Docs reference sanity checks (broken links/path refs):
Backend: scripts/check_docs_references.py (wired into Makefile)
Frontend: frontend/scripts/check-doc-references.mjs (wired into frontend/package.json)
Datasets: https://github.com/jerdaw/healtharchive-datasets/blob/main/scripts/check_docs_references.py (wired into Makefile)
Standardized templates:
docs/_templates/runbook-template.md
docs/_templates/playbook-template.md
Decision records mechanism:
docs/decisions/README.md
docs/_templates/decision-template.md
Clearer doc taxonomy, quality bar, and lifecycle guidance:
docs/documentation-guidelines.md
Public changelog SOP (source of truth, format, localization rules):
https://github.com/jerdaw/healtharchive/blob/main/frontend/docs/changelog-process.md
Stronger “incident → public-safe note” expectation (optional but recommended for sev0/sev1):
docs/operations/incidents/README.md
docs/_templates/incident-template.md
docs/operations/incidents/severity.md
docs/operations/ops-cadence-checklist.md
Process nudges in PR templates:
.github/pull_request_template.md

Recommendations (next steps)

P0 (high value, low effort)

Decide an explicit public incident disclosure posture:
Option A: always add a public-safe /changelog entry for sev0/sev1 incidents.
Option B: only add a public-safe entry when it changes user expectations (outage, integrity risk, policy change).
Make doc maintenance part of normal ops:
During the quarterly cadence, skim the production runbook + incident response playbook and fix drift discovered during real operations.

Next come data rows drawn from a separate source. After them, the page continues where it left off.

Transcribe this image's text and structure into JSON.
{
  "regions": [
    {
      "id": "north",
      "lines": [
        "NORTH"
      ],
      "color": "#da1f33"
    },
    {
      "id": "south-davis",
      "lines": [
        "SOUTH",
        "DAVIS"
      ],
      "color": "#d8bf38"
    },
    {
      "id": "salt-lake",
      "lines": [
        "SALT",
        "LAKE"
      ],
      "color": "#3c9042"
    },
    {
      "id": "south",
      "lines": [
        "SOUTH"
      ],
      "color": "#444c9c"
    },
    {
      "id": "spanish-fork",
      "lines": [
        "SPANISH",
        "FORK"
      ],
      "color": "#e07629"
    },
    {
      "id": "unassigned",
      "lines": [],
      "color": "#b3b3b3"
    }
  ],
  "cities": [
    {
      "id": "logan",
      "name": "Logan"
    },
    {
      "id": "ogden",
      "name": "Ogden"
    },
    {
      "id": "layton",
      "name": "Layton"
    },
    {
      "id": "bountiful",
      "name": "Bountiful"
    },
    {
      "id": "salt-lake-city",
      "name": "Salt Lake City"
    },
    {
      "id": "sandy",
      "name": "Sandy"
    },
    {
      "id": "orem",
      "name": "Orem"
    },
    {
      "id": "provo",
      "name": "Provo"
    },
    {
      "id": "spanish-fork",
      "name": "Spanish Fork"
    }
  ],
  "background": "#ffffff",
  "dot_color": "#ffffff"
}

P1 (medium value, moderate effort)

(Implemented) Docs link/path sanity checks + decision records are now in place.

P2 (later / if team grows)

If/when there are multiple regular committers:
switch to PR-only merges (branch protection required checks),
introduce CODEOWNERS for high-risk areas (deployment/ops/policy pages),
require review for public-policy copy changes.

“Top notch” principles to keep

Prefer stable, scripted entrypoints over fragile shell snippets.
Keep internal docs public-safe by default (assume they may be shared).
Separate “what exists and how to operate it” from “how we got here” (planning/implemented plans).
Treat verification as first-class: every operational procedure should define what “done” means.